El niño fue creciendo, y llegó el día que comenzó su ciclo escolar. Su curiosidad por la naturaleza iba en aumento. A los seis años era un experto en exploración de huecos huequitos, y se sentía capaz de enfrentar tigres y osos. Sus juguetes preferidos eran una lupa, para aumentar lo escondido, una brújula, para orientarse en la pradera y el bosque, y un morral de tela, para recoger frutos silvestres. Amaba también su malla para cazar mariposas, las que investigaba delicada y detenidamente con la lupa, y luego regresaba a su ambiente natural.

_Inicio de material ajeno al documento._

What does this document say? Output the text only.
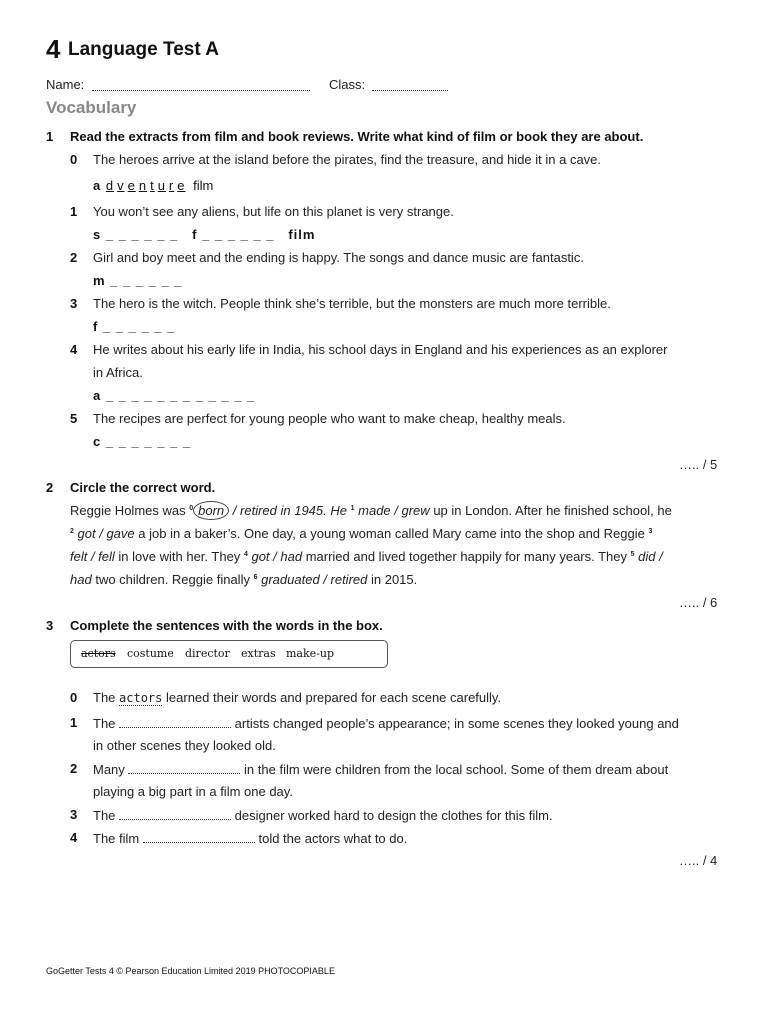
4 Language Test A
Name:	Class:
Vocabulary
1 Read the extracts from film and book reviews. Write what kind of film or book they are about.
0 The heroes arrive at the island before the pirates, find the treasure, and hide it in a cave.
a d v e n t u r e film
1 You won’t see any aliens, but life on this planet is very strange.
s _ _ _ _ _ _   f _ _ _ _ _ _   film
2 Girl and boy meet and the ending is happy. The songs and dance music are fantastic.
m _ _ _ _ _ _
3 The hero is the witch. People think she’s terrible, but the monsters are much more terrible.
f _ _ _ _ _ _
4 He writes about his early life in India, his school days in England and his experiences as an explorer
in Africa.
a _ _ _ _ _ _ _ _ _ _ _ _
5 The recipes are perfect for young people who want to make cheap, healthy meals.
c _ _ _ _ _ _ _
….. / 5
2 Circle the correct word.
Reggie Holmes was $^0$ born / retired in 1945. He $^1$ made / grew up in London. After he finished school, he
$^2$ got / gave a job in a baker’s. One day, a young woman called Mary came into the shop and Reggie $^3$
felt / fell in love with her. They $^4$ got / had married and lived together happily for many years. They $^5$ did /
had two children. Reggie finally $^6$ graduated / retired in 2015.
….. / 6
3 Complete the sentences with the words in the box.
actors costume director extras make-up
0 The actors learned their words and prepared for each scene carefully.
1 The	artists changed people’s appearance; in some scenes they looked young and
in other scenes they looked old.
2 Many	in the film were children from the local school. Some of them dream about
playing a big part in a film one day.
3 The	designer worked hard to design the clothes for this film.
4 The film	told the actors what to do.
….. / 4
GoGetter Tests 4 © Pearson Education Limited 2019 PHOTOCOPIABLE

Julián, casi todo el tiempo, se la pasaba con la cabeza inclinada sobre el hombro izquierdo, para oír los sonidos del bosque, el canto de los pájaros, el rumor de la lluvia sobre las hojas, y el de los arroyos de la pradera pasando sobre las piedras, el silbo apacible del viento en el estío, y las voces de sus papás, al interior de la casa, cuando jugaba solito cerca del tronco caído.
Pero el tiempo pasó. A los nueve años, Julián cursa el cuarto grado, y casi todos sus intereses están en la tablet que, todas las tardes, tan pronto llega del colegio, y los fines de semana, agarra con gran devoción. La pradera y el bosque, casi desaparecieron ya.
…
Esta historia parece ficción, pero hoy en día no solamente es real sino, además, cotidiana en muchos hogares. Los niños y las niñas, metidos, más de lo deseable y apropiado, en un mundo digital impalpable, inoloro y plano, están perdiéndose la belleza y alegría del mundo real —especialmente la de la naturaleza, hechura del Creador.
Nos queda, pues, con sentimiento de urgencia, esta responsabilidad: “¡Que nuestros niños y niñas no pierdan el toque con el mundo físico!”.